For your convenience, we already programmed a decompressor:

In [12]:
def huffman_decompress(C, bs):
    def tree():
        return defaultdict(tree)

    # build a binary tree for "fast" decompression
    root = tree()
    for x, cw in C.items():
        node = root
        for b in cw[:-1]:
            node = node[b]
        node[cw[-1]] = x

    # walk tree bit by bit
    result = ""
    node = root
    for b in bs:
        node = node[b]

        # if we are at a leave, emit the corresponding symbol and return to root
        if not isinstance(node, dict):
            result += node
            node = root
    return result

Here is a simple test to make sure that your compressor works fine:

In [13]:
PLAIN_TEXT = "Welcome to the quantum quest."
C, bs = huffman_compress(PLAIN_TEXT)
assert huffman_decompress(C, bs) == PLAIN_TEXT
print(f"Successfully compressed {len(PLAIN_TEXT)*8} bits into {len(bs)} bits")
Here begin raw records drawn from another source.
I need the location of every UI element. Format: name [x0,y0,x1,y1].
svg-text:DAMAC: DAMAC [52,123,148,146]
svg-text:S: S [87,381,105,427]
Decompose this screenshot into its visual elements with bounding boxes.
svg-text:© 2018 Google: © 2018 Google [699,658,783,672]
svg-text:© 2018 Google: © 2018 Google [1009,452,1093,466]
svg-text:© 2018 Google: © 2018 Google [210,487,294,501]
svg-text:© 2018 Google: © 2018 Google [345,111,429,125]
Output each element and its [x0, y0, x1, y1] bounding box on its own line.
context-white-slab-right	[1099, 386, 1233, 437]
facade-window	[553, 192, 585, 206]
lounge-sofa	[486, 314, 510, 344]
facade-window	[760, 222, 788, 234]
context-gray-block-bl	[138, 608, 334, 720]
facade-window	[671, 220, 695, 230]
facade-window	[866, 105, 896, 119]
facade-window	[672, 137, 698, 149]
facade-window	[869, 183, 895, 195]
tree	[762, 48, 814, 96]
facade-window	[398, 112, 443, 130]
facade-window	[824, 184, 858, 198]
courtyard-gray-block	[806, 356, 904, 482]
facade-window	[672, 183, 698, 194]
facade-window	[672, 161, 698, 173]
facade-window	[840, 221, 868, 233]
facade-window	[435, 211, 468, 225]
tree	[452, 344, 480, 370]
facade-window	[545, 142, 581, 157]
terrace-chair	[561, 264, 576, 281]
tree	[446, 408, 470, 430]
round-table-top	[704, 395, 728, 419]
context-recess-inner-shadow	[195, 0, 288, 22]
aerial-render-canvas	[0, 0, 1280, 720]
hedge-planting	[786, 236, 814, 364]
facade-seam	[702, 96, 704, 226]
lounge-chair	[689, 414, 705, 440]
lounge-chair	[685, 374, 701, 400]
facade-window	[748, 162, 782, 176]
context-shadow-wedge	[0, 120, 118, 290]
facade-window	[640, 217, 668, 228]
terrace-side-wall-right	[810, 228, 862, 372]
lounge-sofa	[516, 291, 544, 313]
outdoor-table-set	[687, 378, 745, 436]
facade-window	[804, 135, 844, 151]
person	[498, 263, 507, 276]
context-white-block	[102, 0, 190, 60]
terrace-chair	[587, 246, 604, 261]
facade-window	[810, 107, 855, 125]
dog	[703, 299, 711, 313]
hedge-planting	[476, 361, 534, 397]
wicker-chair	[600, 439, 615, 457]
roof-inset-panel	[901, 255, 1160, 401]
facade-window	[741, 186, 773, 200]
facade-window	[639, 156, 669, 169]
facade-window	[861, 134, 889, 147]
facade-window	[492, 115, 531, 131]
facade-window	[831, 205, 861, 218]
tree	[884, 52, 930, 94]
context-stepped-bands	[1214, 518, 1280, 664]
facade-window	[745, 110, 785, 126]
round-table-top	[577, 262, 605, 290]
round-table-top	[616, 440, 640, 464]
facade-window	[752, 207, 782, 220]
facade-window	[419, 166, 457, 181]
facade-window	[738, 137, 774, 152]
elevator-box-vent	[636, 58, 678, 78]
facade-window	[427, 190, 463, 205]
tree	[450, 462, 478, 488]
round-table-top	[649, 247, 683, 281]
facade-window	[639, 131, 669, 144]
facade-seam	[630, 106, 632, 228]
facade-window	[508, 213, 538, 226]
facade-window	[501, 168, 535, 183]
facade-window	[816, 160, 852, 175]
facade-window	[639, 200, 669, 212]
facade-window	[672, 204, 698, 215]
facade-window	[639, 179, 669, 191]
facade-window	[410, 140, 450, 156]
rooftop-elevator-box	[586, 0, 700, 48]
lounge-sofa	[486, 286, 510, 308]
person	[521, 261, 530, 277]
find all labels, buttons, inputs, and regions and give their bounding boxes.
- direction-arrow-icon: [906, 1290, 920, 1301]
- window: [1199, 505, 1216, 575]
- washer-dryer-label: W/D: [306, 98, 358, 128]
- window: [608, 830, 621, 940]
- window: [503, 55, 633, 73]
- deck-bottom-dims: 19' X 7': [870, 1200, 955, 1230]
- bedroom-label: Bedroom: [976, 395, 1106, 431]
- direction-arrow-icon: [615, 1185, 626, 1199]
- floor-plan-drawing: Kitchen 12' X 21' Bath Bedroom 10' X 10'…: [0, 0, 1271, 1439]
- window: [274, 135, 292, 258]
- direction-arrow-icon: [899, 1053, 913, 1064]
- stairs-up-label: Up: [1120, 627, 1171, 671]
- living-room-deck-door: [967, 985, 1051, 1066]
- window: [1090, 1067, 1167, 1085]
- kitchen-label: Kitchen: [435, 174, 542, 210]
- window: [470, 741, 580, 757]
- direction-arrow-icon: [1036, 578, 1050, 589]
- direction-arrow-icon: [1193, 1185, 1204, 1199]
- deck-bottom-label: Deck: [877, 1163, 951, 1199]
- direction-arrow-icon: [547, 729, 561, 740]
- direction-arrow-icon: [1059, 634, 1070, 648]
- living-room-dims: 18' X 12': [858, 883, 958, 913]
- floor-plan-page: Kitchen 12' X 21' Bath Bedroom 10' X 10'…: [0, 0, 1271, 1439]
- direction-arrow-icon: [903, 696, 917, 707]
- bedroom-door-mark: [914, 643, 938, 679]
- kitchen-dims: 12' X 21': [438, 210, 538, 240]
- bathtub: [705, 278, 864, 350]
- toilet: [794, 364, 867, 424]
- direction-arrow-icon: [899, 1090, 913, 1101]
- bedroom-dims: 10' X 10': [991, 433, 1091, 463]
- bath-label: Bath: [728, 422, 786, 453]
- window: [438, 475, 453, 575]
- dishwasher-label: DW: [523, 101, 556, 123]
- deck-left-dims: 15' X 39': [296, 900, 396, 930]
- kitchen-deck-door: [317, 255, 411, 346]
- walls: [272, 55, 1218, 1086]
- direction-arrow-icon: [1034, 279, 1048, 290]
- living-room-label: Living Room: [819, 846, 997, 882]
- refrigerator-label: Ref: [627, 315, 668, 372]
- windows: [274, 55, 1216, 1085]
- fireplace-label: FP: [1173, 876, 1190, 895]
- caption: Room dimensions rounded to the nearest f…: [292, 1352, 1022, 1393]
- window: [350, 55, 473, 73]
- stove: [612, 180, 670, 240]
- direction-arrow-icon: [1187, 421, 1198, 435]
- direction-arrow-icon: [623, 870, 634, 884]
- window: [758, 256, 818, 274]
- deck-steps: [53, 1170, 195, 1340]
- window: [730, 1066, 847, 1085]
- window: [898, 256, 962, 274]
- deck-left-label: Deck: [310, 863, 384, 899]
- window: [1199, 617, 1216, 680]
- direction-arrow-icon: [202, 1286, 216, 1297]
Successfully compressed 232 bits into 107 bits


Of course, most savings here come from the fact that we don't use the full range of characters. What compression rate do you achieve when compressing Hamlet? Run the following code to find out:

In [14]:
# compress hamlet
C, compressed = huffman_compress(hamlet)

# make sure it decompresses correctly
assert huffman_decompress(C, compressed) == hamlet

# print compression ratio
compressed_bytes = len(compressed) / 8
R = compressed_bytes / len(hamlet)
print(f"Compression rate: {R:2.0%}")

Compression rate: 58%


**Bonus challenges for the Huffman problem (completely optional):**

1. Download the `enwik8` data set from http://mattmahoney.net/dc/textdata.html. It contains the first 100 MB of a Wikipedia data dump. Optimize your Huffman compressor so that it can compress this data set in a few seconds! Does the decompressor need any optimizing, too?
2. In a realistic compressor, you would return the codebook `C` as part of the bitstring `bs`. Implement this and see to which extent this impacts your compression rate.